Finding Your Tribe was added to the Mothering boards in 2001. It wasn't very busy at first but started picking up when the moderator started making up fake tribes.

After the crash FYT was expanded to add areas so people could form local tribes more easily with less confusion. The main body of Finding Your Tribe quickly started picking up as a result.

*Forum Purpose*

Finding Your Tribe is forum for like-minded people to come together. Originally began as a place to find the people in your neighborhood, it has evolved into a place where parents who have commonalities not hosted elsewhere on the boards can come together and chat.

*General Guidelines*

Like all forums on MDC, Finding Your Tribe is subject to the User Agreement and is moderated.

FYT is a forum for support and while we don't expect every member of a tribe to agree on every issue, please do not join solely for the purpose of argument.

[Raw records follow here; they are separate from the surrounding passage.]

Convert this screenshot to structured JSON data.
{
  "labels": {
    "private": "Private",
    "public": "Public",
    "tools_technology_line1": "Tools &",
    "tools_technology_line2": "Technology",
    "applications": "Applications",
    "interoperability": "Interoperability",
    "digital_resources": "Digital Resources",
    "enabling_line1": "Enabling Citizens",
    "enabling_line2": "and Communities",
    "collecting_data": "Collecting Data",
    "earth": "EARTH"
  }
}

Swaps, free for shipping posts, trades, and for sale posts are not allowed in FYT. If money or goods are changing hands in any way, it must take place in the Trading Post. You can read more about the TP guidelines here. Likewise, you may not advertise your business or services or fundraise in this forum.

If you have an item for sale or for trade that is available for local pick-up only, please post in the Trading Post. You may then link to your item in FYT.

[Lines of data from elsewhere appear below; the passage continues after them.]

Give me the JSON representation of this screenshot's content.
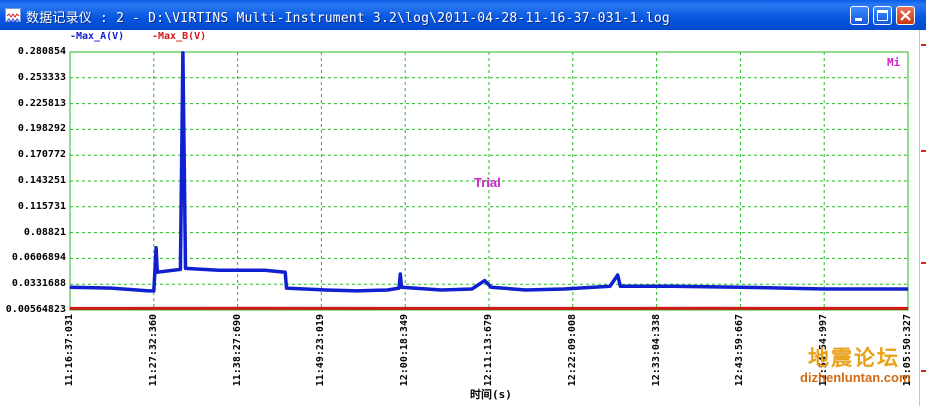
{
  "window": {
    "title": "数据记录仪 : 2 - D:\\VIRTINS Multi-Instrument 3.2\\log\\2011-04-28-11-16-37-031-1.log",
    "app_icon": "waveform-icon",
    "buttons": {
      "minimize": "minimize-icon",
      "maximize": "maximize-icon",
      "close": "close-icon"
    }
  },
  "annotations": {
    "trial": "Trial",
    "corner": "Mi",
    "watermark_cn": "地震论坛",
    "watermark_url": "dizhenluntan.com"
  },
  "colors": {
    "series_a": "#1020d0",
    "series_b": "#d01818",
    "grid": "#22bb22",
    "plot_border": "#22bb22"
  },
  "chart_data": {
    "type": "line",
    "title": "",
    "xlabel": "时间(s)",
    "ylabel": "",
    "legend": [
      "-Max_A(V)",
      "-Max_B(V)"
    ],
    "legend_placement": "top-left",
    "grid": true,
    "ylim": [
      0.00564823,
      0.280854
    ],
    "y_ticks": [
      "0.280854",
      "0.253333",
      "0.225813",
      "0.198292",
      "0.170772",
      "0.143251",
      "0.115731",
      "0.08821",
      "0.0606894",
      "0.0331688",
      "0.00564823"
    ],
    "x_ticks": [
      "11:16:37:031",
      "11:27:32:360",
      "11:38:27:690",
      "11:49:23:019",
      "12:00:18:349",
      "12:11:13:679",
      "12:22:09:008",
      "12:33:04:338",
      "12:43:59:667",
      "12:54:54:997",
      "13:05:50:327"
    ],
    "series": [
      {
        "name": "-Max_A(V)",
        "points": [
          [
            "11:16:37",
            0.03
          ],
          [
            "11:22:00",
            0.029
          ],
          [
            "11:26:50",
            0.026
          ],
          [
            "11:27:32",
            0.026
          ],
          [
            "11:27:40",
            0.045
          ],
          [
            "11:27:50",
            0.072
          ],
          [
            "11:28:00",
            0.046
          ],
          [
            "11:31:00",
            0.049
          ],
          [
            "11:31:20",
            0.28
          ],
          [
            "11:31:40",
            0.05
          ],
          [
            "11:36:00",
            0.048
          ],
          [
            "11:42:00",
            0.048
          ],
          [
            "11:44:40",
            0.046
          ],
          [
            "11:44:50",
            0.029
          ],
          [
            "11:50:00",
            0.027
          ],
          [
            "11:54:00",
            0.026
          ],
          [
            "11:58:00",
            0.027
          ],
          [
            "11:59:30",
            0.029
          ],
          [
            "11:59:40",
            0.044
          ],
          [
            "11:59:50",
            0.03
          ],
          [
            "12:05:00",
            0.027
          ],
          [
            "12:09:00",
            0.028
          ],
          [
            "12:10:40",
            0.037
          ],
          [
            "12:11:30",
            0.03
          ],
          [
            "12:16:00",
            0.027
          ],
          [
            "12:21:00",
            0.028
          ],
          [
            "12:27:00",
            0.031
          ],
          [
            "12:28:00",
            0.043
          ],
          [
            "12:28:20",
            0.031
          ],
          [
            "12:35:00",
            0.031
          ],
          [
            "12:44:00",
            0.03
          ],
          [
            "12:55:00",
            0.028
          ],
          [
            "13:05:50",
            0.028
          ]
        ]
      },
      {
        "name": "-Max_B(V)",
        "points": [
          [
            "11:16:37",
            0.0074
          ],
          [
            "11:40:00",
            0.0075
          ],
          [
            "12:10:00",
            0.0074
          ],
          [
            "12:40:00",
            0.0075
          ],
          [
            "13:05:50",
            0.0074
          ]
        ]
      }
    ]
  }
}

Please do not start tribes that are based on political affiliations.

Tribes that are based on commonalities already hosted on the board belong in the appropriate forum. Additionally, FYT is not to take the place of discussions focused in other areas on the board. For example, a raw food tribe would go in Nutrition and Good Eating. Tribes that belong in other forums will be moved.

Quote:

Please review the list of MDC's forums to find the appropriate forum. If you are still uncertain as to where to place your thread, please post your questions to the Questions & Suggestions forum where an administrator will answer them.

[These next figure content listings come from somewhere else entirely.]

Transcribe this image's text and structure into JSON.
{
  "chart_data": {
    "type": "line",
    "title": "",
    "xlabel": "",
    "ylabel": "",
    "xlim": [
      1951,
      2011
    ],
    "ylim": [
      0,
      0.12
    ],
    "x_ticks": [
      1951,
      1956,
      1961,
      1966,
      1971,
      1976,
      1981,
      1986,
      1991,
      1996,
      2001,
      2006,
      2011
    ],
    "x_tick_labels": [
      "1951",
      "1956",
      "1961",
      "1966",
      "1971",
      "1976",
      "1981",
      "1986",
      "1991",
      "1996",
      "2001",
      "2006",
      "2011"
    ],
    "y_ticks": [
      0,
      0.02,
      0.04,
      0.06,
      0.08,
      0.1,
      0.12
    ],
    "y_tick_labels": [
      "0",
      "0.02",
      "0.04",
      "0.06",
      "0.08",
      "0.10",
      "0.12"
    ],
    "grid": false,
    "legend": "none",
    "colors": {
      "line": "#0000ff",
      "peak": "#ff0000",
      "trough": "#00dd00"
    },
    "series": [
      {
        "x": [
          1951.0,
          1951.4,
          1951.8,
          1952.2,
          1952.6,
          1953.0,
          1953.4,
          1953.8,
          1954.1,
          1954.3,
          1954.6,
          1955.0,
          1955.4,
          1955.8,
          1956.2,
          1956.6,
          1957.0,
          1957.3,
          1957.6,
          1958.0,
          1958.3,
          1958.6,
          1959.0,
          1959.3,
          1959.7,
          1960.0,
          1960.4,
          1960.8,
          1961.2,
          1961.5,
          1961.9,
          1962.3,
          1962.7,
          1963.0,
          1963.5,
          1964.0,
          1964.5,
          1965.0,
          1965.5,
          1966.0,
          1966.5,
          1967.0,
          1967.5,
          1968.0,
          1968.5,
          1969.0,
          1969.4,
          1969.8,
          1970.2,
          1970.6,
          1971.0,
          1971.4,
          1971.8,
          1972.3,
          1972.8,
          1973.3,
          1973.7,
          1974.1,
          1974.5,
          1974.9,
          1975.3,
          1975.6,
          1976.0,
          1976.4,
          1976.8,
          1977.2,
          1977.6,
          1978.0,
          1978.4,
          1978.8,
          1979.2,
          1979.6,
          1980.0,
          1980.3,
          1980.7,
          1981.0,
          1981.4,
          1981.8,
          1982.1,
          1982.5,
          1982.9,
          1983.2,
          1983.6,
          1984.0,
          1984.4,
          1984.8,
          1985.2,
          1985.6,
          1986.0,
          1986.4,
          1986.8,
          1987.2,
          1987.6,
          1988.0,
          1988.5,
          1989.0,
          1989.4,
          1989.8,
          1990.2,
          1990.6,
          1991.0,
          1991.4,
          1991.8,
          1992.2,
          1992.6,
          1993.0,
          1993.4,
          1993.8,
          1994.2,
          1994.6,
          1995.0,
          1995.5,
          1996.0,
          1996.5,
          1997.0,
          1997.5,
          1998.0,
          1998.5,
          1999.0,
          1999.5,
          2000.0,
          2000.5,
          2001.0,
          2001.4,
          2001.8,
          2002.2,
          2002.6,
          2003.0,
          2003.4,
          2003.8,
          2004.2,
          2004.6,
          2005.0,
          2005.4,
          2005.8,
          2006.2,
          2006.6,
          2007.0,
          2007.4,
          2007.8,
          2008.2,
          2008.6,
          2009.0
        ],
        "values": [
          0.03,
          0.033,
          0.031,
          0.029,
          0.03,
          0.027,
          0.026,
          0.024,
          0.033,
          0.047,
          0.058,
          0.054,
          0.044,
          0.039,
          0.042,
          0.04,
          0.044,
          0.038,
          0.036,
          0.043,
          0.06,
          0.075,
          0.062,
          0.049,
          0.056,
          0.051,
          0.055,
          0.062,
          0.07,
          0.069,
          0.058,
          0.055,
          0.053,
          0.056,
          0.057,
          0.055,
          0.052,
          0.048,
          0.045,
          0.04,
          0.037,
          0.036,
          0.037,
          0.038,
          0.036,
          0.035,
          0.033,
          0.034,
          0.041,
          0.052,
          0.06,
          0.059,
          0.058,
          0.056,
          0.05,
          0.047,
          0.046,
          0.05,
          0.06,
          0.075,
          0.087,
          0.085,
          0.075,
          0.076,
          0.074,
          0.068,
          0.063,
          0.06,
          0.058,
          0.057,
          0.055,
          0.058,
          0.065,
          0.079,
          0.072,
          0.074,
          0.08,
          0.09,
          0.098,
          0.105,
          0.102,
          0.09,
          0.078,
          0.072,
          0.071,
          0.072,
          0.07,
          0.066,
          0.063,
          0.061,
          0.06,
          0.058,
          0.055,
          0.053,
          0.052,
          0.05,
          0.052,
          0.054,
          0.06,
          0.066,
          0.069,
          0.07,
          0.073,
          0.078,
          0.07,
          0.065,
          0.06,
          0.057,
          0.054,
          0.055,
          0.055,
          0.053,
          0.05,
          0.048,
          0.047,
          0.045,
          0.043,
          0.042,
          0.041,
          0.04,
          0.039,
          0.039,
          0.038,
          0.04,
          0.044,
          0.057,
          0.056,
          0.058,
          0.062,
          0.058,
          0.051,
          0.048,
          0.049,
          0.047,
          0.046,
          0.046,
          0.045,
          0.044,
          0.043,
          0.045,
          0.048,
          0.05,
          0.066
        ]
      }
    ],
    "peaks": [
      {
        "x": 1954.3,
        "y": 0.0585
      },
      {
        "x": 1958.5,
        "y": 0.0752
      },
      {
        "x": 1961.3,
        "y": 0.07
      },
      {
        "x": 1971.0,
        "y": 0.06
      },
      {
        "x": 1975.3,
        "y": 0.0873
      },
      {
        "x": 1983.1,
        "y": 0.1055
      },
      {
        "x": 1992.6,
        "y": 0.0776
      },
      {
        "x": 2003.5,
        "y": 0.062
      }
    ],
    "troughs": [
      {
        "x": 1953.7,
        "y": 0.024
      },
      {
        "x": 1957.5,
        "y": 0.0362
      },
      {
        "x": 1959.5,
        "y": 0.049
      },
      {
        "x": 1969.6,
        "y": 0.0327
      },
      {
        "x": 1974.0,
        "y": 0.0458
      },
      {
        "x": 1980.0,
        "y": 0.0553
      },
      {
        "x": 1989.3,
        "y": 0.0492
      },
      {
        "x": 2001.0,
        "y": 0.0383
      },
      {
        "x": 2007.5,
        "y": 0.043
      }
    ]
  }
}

If the course of your discussion leads you to a focused discussion already hosted elsewhere, you will be asked to take the conversation there.

Please keep in mind our User Agreement when posting about other groups you belong to:

Quote:

Do not post to invite MDC members to other communities, blogs or message boards for adversarial purposes or link to discussion about MDC at another site. Do not negatively discuss other communities or discussions elsewhere (this includes blog comments), regardless of whether or not you link to that discussion or community. This is to maintain and respect the integrity of our own and other communities.

Positive healthcare provider reviews are welcome, but we do not wish to host threads/posts that cast care providers/care centers in a negative light. We ask you to take any negative commentary to PM. Please see our HCP review guidelines for further clarification here.
*Note*
We archived old threads by date. If you have a thread in the archive that you would like to remain active, please PM a moderator or administrator with the link and we'll be happy to move it back for you.


----------